Force on a current carrying conductor is $F=\int i(\overrightarrow{dl}\times \overrightarrow{B})$
Magnetic field due to one wire at the location of the second wire ( other one ) is $B_1=\frac{{\mu }_0{i}_1}{2\pi d}$
Force on the 2nd wire due to $B_1$ is $F_{21}=i_2{l}_2{B}_1=i_2{l}_2\frac{{\mu }_0{i}_1}{2\pi d}=\frac{{\mu }_0{i}_1{i}_2{l}_2}{2\pi d}$
Force per unit length for wire $l_2$ is $F_{perunitlength}=\frac{F_{21}}{l_2}=\frac{{\mu }_0{i}_1{i}_2}{2\pi d}=\frac{2\times {10}^{-7}\times 1\times 1}{1}=2\times {10}^{-7}N$
where $F_{21}$ is the force on wire 2 due to wire 1 and the subscript 2 refers to 2nd wire.

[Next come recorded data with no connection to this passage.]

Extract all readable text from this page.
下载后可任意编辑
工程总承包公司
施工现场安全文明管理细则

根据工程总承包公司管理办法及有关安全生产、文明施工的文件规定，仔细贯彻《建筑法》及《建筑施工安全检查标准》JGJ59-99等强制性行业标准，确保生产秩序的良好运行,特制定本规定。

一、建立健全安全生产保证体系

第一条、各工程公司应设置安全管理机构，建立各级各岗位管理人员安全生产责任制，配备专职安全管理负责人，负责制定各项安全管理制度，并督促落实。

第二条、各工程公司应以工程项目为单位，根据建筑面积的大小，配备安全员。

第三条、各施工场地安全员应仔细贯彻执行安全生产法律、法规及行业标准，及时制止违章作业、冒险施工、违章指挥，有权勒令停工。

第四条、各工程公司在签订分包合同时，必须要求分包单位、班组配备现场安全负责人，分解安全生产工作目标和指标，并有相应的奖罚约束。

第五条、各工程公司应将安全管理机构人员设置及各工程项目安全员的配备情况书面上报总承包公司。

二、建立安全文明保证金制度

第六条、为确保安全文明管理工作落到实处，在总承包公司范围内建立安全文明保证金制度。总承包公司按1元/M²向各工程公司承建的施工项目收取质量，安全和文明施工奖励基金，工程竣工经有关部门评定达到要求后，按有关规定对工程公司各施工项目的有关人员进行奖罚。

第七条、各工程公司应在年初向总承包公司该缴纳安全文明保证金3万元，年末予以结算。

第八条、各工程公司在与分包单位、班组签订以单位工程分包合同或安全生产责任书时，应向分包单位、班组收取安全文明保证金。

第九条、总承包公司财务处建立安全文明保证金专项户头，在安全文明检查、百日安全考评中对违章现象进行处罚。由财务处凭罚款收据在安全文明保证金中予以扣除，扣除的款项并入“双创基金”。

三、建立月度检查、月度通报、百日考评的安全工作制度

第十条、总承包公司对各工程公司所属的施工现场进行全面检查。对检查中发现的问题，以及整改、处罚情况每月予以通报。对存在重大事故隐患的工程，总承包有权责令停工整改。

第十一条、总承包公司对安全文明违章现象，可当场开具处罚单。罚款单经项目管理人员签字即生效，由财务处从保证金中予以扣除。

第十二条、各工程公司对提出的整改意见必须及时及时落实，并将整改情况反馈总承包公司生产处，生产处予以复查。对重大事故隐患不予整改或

$B_1$ is in $-\hat{k}$ direction.
$l_2$ is in $-\hat{j}$ direction.
Hence, $F_{21}$ will be in $\hat{j}\times (-\hat{k})=-\hat{i}$ direction.
Similarly, $F_{12}$ will be in $\hat{i}$ direction.
Thus, both the wires will attract each other.